CAR-T Therapies and the Elimination of REMS Requirements: What Clinical Research Sites Need to Know
In June 2025, the U.S. Food and Drug Administration (FDA) announced the removal of Risk Evaluation and Mitigation Strategy (REMS) requirements for all approved BCMA- and CD19-directed autologous CAR-T cell therapies. This includes products such as Yescarta (axicabtagene ciloleucel), Kymriah (tisagenlecleucel), Breyanzi(lisocabtagene maraleucel), Tecartus (brexucabtagene autoleuce), Abecma (idecabtagene vicleucel), and Carvykti (ciltacabtagene autoleucel). The decision reflects the agency’s confidence in the safety infrastructure surrounding these therapies and aims to improve access and reduce burden for both patients and providers.
As Cell and Gene Therapies (CGT) have been at the forefront of emerging technologies over the last 15 years, companies have had to establish workable paths that enable their unique technologies to be safely implemented during the early investigational phases.

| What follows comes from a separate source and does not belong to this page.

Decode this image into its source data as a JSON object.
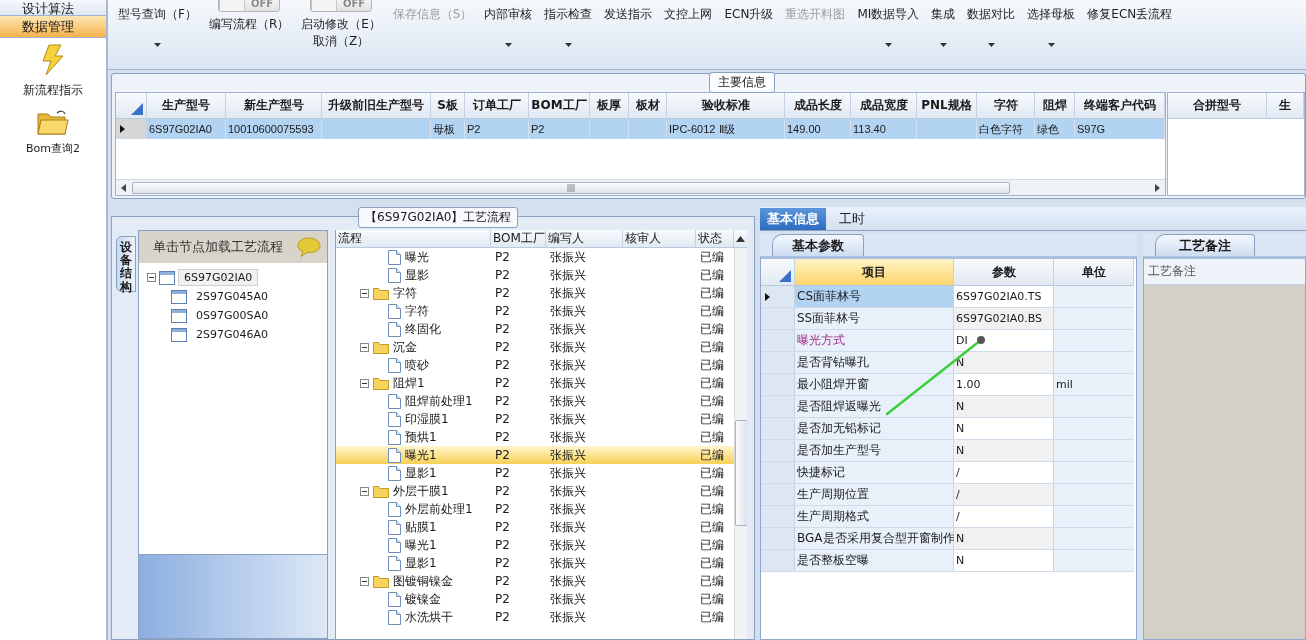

For clinical research sites, the change represents a major shift in where CAR-T studies can be conducted. For some sites, REMS programs have imposed operational and regulatory barriers limiting access to trial participation. With this decision, many of those barriers have been lifted, opening the door for more flexible and efficient site activation and trial execution across a much larger pool of medical treatment facilities.
Understanding the Rationale
REMS programs were initially implemented for CAR-T therapies due to the risk of serious, potentially life-threatening side effects such as cytokine release syndrome (CRS) and immune effector cell-associated neurotoxicity syndrome (ICANS). The programs required treatment centers to complete site certifications, ensure 24/7 emergency response capability, long-term safety monitoring for treated patients, and stock the IL-6 receptor blocker, tocilizumab, on-site, while the industry was establishing a clear understanding of tolerability and safety management
With industry support of long-term follow-up and medical community review, the safety standards have been modified in line with a clearer understanding of how these treatments impact patients. The FDA has now determined that these REMS requirements are no longer necessary to ensure the safe use of these therapies.
Over the past several years, providers have gained significant experience in managing CRS and ICANS. In addition, product labeling now includes detailed guidance on risk recognition and mitigation. The FDA has also retained long-term post-marketing safety surveillance requirements and continues to mandate adverse event reporting under 21 CFR 600.80.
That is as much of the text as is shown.